The Center for Domestic PreparednessFEMA
Former Federal Emergency Management Agency Administrator Craig Fugate, in his final days heading the agency, provided answers to a congressional committee looking into how first responders unknowingly trained with toxic Ricin for years at Anniston's Center for Domestic Preparedness.
Fugate, with a one-page cover letter, provided 12 pages of answers for members of the Committee on Homeland Security. The letter, released today to the media, was dated Jan. 17.
The release constitutes the most comprehensive information about the Ricin mix-up yet disclosed.
In late December, the committee posed 12 questions to Fugate in a letter asking for more details on how the potentially lethal toxin was used and the agency's response once it found out about the mix-up.
The administration disclosed in November that almost 10,000 first responders were exposed to toxic Ricin at the center over a five-year period. An investigation is continuing into the situation, as all training has been suspended with chemical or biological agents.
The CDP trains emergency responders from across the nation in responding to chemical, radiological and biological events through the Department of Homeland Security. The training deals with natural disasters as well as possible acts of terrorism.
According to FEMA, the center began training with Ricin as early as 2011, and 9,648 students used the toxic form unknowingly during that time. No workers or trainees showed apparent effects or sickness over that period, the agency said.
Learning the truth
Fugate's answers state that the Center for Domestic Preparedness first learned the toxic form was being used on Nov. 8, 2016 through email communication between the center's biological lab staff and the Ricin vendor, which FEMA has not officially named.

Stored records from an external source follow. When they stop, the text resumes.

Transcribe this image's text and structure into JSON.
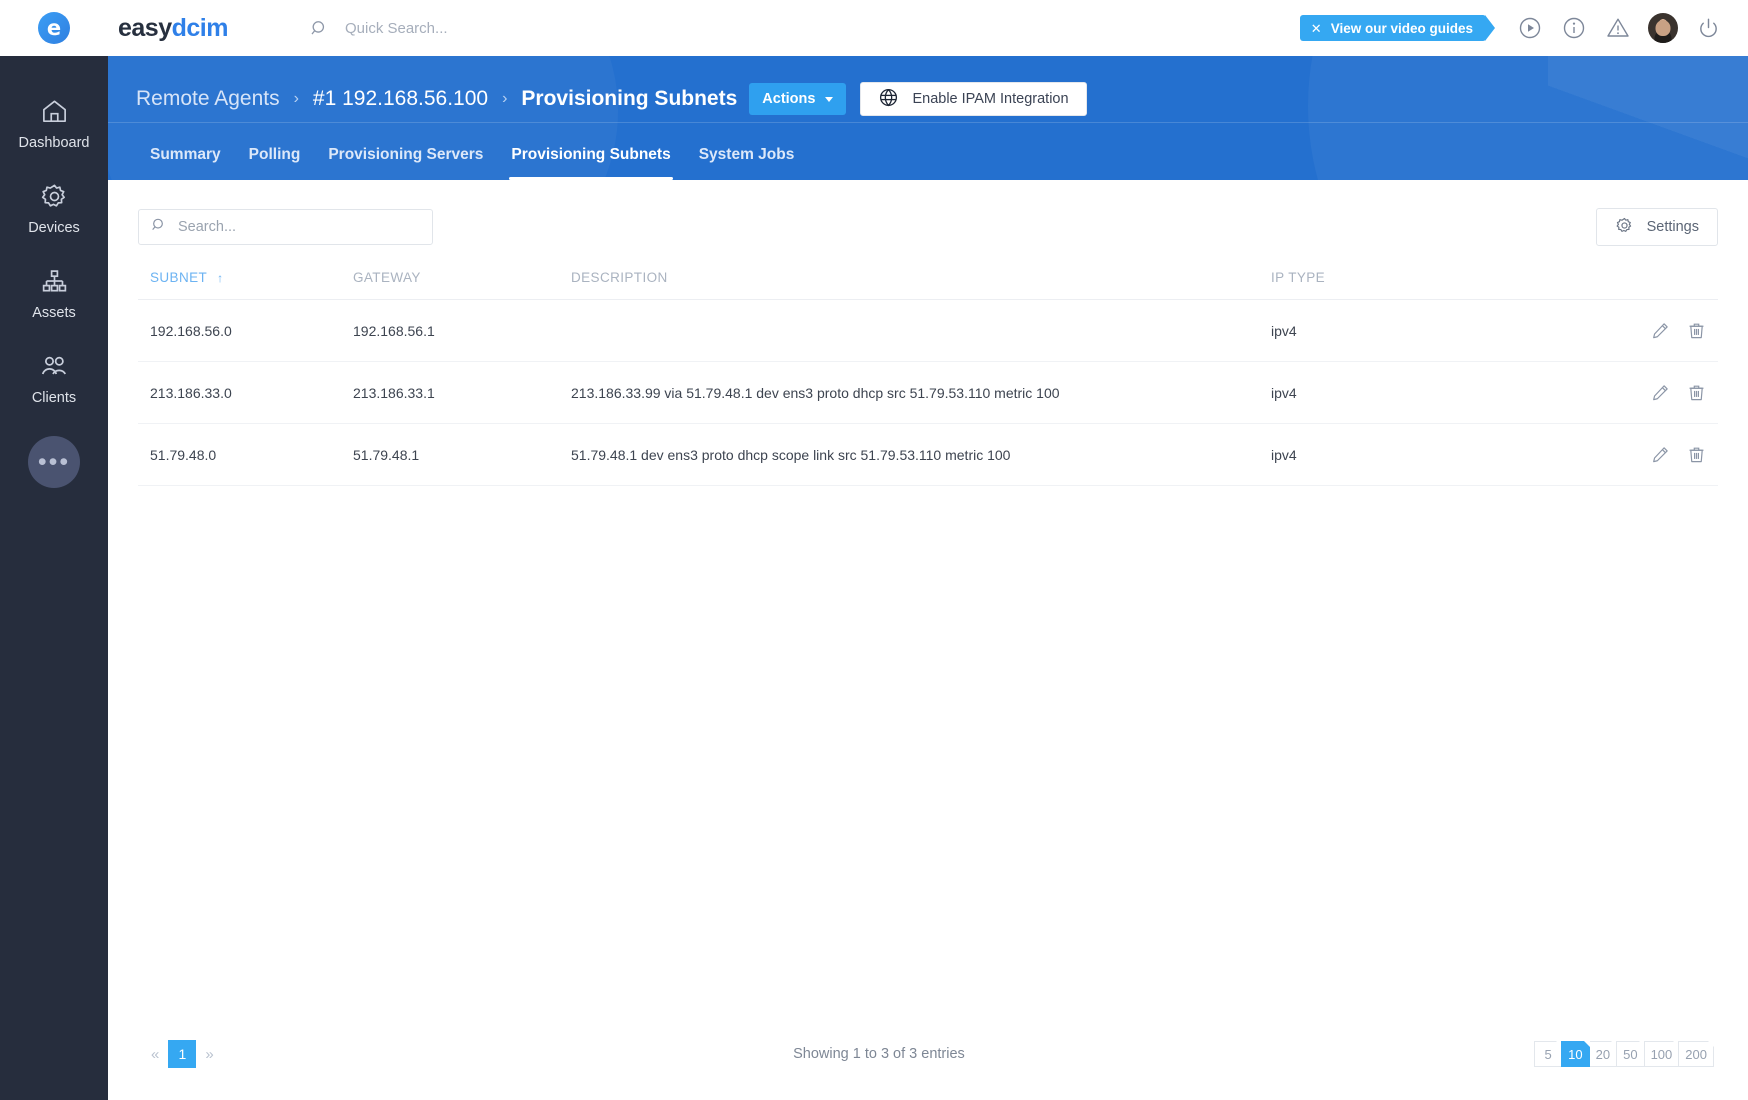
{
  "topbar": {
    "logo": {
      "part1": "easy",
      "part2": "dcim",
      "mark": "e",
      "icon_name": "easydcim-logo"
    },
    "quick_search": {
      "placeholder": "Quick Search...",
      "value": "",
      "icon": "search-icon"
    },
    "video_guides": {
      "label": "View our video guides",
      "close": "✕"
    },
    "icons": [
      "play-circle-icon",
      "info-circle-icon",
      "warning-triangle-icon",
      "avatar",
      "power-icon"
    ]
  },
  "sidebar": {
    "items": [
      {
        "label": "Dashboard",
        "icon": "home-icon"
      },
      {
        "label": "Devices",
        "icon": "gear-icon"
      },
      {
        "label": "Assets",
        "icon": "sitemap-icon"
      },
      {
        "label": "Clients",
        "icon": "users-icon"
      }
    ],
    "more": {
      "label": "•••",
      "icon": "ellipsis-icon"
    }
  },
  "header": {
    "breadcrumb": [
      {
        "label": "Remote Agents",
        "active": false
      },
      {
        "label": "#1 192.168.56.100",
        "active": false
      },
      {
        "label": "Provisioning Subnets",
        "active": true
      }
    ],
    "separator": "›",
    "actions_button": {
      "label": "Actions",
      "icon": "chevron-down-icon"
    },
    "ipam_button": {
      "label": "Enable IPAM Integration",
      "icon": "globe-icon"
    },
    "tabs": [
      {
        "label": "Summary",
        "active": false
      },
      {
        "label": "Polling",
        "active": false
      },
      {
        "label": "Provisioning Servers",
        "active": false
      },
      {
        "label": "Provisioning Subnets",
        "active": true
      },
      {
        "label": "System Jobs",
        "active": false
      }
    ]
  },
  "toolbar": {
    "search": {
      "placeholder": "Search...",
      "value": "",
      "icon": "search-icon"
    },
    "settings_button": {
      "label": "Settings",
      "icon": "gear-icon"
    }
  },
  "table": {
    "columns": [
      {
        "label": "SUBNET",
        "sorted": true,
        "sort_arrow": "↑"
      },
      {
        "label": "GATEWAY",
        "sorted": false
      },
      {
        "label": "DESCRIPTION",
        "sorted": false
      },
      {
        "label": "IP TYPE",
        "sorted": false
      },
      {
        "label": "",
        "sorted": false
      }
    ],
    "rows": [
      {
        "subnet": "192.168.56.0",
        "gateway": "192.168.56.1",
        "description": "",
        "ip_type": "ipv4",
        "actions": [
          "edit-icon",
          "delete-icon"
        ]
      },
      {
        "subnet": "213.186.33.0",
        "gateway": "213.186.33.1",
        "description": "213.186.33.99 via 51.79.48.1 dev ens3 proto dhcp src 51.79.53.110 metric 100",
        "ip_type": "ipv4",
        "actions": [
          "edit-icon",
          "delete-icon"
        ]
      },
      {
        "subnet": "51.79.48.0",
        "gateway": "51.79.48.1",
        "description": "51.79.48.1 dev ens3 proto dhcp scope link src 51.79.53.110 metric 100",
        "ip_type": "ipv4",
        "actions": [
          "edit-icon",
          "delete-icon"
        ]
      }
    ]
  },
  "footer": {
    "prev": "«",
    "next": "»",
    "current_page": "1",
    "showing": "Showing 1 to 3 of 3 entries",
    "page_sizes": [
      "5",
      "10",
      "20",
      "50",
      "100",
      "200"
    ],
    "active_page_size": "10"
  },
  "colors": {
    "header_blue": "#2470cf",
    "accent_blue": "#35a8f2",
    "sidebar_dark": "#262d3d",
    "text_dark": "#3d4450",
    "muted": "#aab3c0"
  }
}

In the process of placing a new order, the vendor identified the product previously sent to the center as being the toxic form of Ricin instead of the non-toxic form the center thought it had been purchasing. Further communication revealed all previous shipments had been the same toxic form. At no time did the center have more than 100 mgs of Ricin in its possession, the agency stated.
Ricin is an extremely toxic natural poison made from castor beans. It kills cells by preventing them from making proteins needed to survive. Effects from exposure typically show up within a day, according to the Centers for Disease Control. There have been no reported cases, among center workers or trainees, of Ricin poisoning.

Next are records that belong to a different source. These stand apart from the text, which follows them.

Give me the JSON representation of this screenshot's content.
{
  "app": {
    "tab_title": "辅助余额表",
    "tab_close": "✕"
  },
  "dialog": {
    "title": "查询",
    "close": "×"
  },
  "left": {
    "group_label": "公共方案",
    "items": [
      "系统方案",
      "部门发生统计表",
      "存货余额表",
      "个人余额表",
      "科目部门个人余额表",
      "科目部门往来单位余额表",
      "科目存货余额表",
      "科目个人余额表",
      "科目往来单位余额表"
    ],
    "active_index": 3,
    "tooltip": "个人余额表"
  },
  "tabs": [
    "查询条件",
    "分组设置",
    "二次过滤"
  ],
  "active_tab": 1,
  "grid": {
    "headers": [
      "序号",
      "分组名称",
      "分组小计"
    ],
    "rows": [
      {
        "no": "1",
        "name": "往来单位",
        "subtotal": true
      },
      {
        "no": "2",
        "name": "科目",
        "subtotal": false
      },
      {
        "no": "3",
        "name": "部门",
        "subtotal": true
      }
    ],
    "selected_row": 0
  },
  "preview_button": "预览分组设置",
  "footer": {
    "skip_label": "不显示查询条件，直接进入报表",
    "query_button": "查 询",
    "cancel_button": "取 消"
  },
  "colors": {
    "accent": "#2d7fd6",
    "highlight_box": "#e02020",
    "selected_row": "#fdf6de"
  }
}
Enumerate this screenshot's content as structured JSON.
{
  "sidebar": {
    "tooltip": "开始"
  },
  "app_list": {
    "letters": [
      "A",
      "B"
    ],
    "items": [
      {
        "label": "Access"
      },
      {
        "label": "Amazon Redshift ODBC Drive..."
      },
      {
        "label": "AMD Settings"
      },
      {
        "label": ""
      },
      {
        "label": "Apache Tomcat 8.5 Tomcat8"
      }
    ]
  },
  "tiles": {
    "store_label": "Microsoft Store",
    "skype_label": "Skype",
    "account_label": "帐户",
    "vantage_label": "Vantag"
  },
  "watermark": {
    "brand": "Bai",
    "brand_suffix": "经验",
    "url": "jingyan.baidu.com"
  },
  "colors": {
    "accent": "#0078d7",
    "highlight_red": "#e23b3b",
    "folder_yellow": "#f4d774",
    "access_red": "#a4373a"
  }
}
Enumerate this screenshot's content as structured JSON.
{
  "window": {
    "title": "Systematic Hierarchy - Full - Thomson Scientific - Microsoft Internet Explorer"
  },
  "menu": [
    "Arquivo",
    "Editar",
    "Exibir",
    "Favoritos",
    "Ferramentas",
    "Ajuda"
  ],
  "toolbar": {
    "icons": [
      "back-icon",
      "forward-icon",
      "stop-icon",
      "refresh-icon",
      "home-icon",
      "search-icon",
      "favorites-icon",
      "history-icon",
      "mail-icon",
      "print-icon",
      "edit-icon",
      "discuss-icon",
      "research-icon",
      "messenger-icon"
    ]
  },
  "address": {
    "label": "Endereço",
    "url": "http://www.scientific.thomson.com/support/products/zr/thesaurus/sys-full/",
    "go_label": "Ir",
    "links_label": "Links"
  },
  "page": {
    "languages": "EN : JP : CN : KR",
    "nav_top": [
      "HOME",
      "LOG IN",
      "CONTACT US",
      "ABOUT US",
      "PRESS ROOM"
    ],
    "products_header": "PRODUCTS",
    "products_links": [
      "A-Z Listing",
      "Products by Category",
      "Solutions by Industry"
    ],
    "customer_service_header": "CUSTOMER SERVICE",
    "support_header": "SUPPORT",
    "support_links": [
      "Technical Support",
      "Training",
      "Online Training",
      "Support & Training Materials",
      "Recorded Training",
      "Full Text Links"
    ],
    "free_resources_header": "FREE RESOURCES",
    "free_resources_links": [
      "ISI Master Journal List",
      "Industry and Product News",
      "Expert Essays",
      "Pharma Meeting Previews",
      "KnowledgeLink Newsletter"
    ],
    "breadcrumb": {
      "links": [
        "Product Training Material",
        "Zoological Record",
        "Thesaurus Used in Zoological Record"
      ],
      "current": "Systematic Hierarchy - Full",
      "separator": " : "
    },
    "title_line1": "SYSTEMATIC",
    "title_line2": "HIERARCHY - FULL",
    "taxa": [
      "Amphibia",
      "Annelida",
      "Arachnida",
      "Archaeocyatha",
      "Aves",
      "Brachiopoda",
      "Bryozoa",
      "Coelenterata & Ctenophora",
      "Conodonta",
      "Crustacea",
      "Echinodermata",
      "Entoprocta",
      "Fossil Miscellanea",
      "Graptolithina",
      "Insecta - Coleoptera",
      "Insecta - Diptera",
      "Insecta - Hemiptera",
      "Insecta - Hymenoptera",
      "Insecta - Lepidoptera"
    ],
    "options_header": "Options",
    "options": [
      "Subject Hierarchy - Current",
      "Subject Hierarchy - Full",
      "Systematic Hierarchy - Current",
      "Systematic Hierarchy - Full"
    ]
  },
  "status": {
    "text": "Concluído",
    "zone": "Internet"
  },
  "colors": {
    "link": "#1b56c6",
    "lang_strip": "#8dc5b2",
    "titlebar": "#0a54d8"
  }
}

According to FEMA's answers, the center superintendent later on Nov. 8, after learning of the mix-up, immediately suspended all use of biological materials, and began notifying senior FEMA administrators.
By Nov. 10, center officials began notifying current staff members and beginning the process of notifying former staffers. It also informed Sens. Richard Shelby and Jeff Sessions, along with Rep. Mike Rogers, on Nov. 15.
A review of employees did find two who "indicated they had seen a doctor in the past five years for respiratory health issues." They were instructed to meet with their attending physician to share any concerns.
Employees have also been offered to have their private medical history files reviewed by the center's contract physician for a medical opinion. No employee has taken advantage of this, the agency said. Senior staff had eight meetings with employees to provide information over November and December.
The answers also provide a detailed account of the safety procedures for staff and trainees at the center who used Ricin. Those activities was performed by center personnel while wearing safety equipment inside a biosafety cabinet. Officials have said students wore protective gear according to Level C protocols that "exceeded what would be required for working with Ricin." There was no skin exposure or inhaling hazard, the agency stated in its answers.
Instructors, training support staff and trainees were provided with undergarments, including socks, to replace personal items. They then wore chemically-protective jackets and trousers, boots and inner and outer gloves. "After being medically cleared they are then issued a full face air purifying respirator (rated for both chemical and biological hazards,) which is then... fit tested," the agency stated.
After, the garments were methodically removed after decontamination.
The word gets out
On Dec. 17, the agency sent an email to all 11,078 students who trained at the center from February 2012 to November 2016, informing them of the situation. It subsequently has initiated contacts with approximately 10 percent of students who could not be reached at those email addresses.
Administrators held a conference call with members of the House Homeland Security Committee on Dec. 13. In the FEMA statement, the agency apologized for not doing so earlier.
"We brought this issue to your attention following an internal assessment when we were confident that we could: 1) confirm that we had, in fact, received the more toxic ricin holotoxin; and 2) had a good enough understanding after our initial assessment to answer questions," it stated.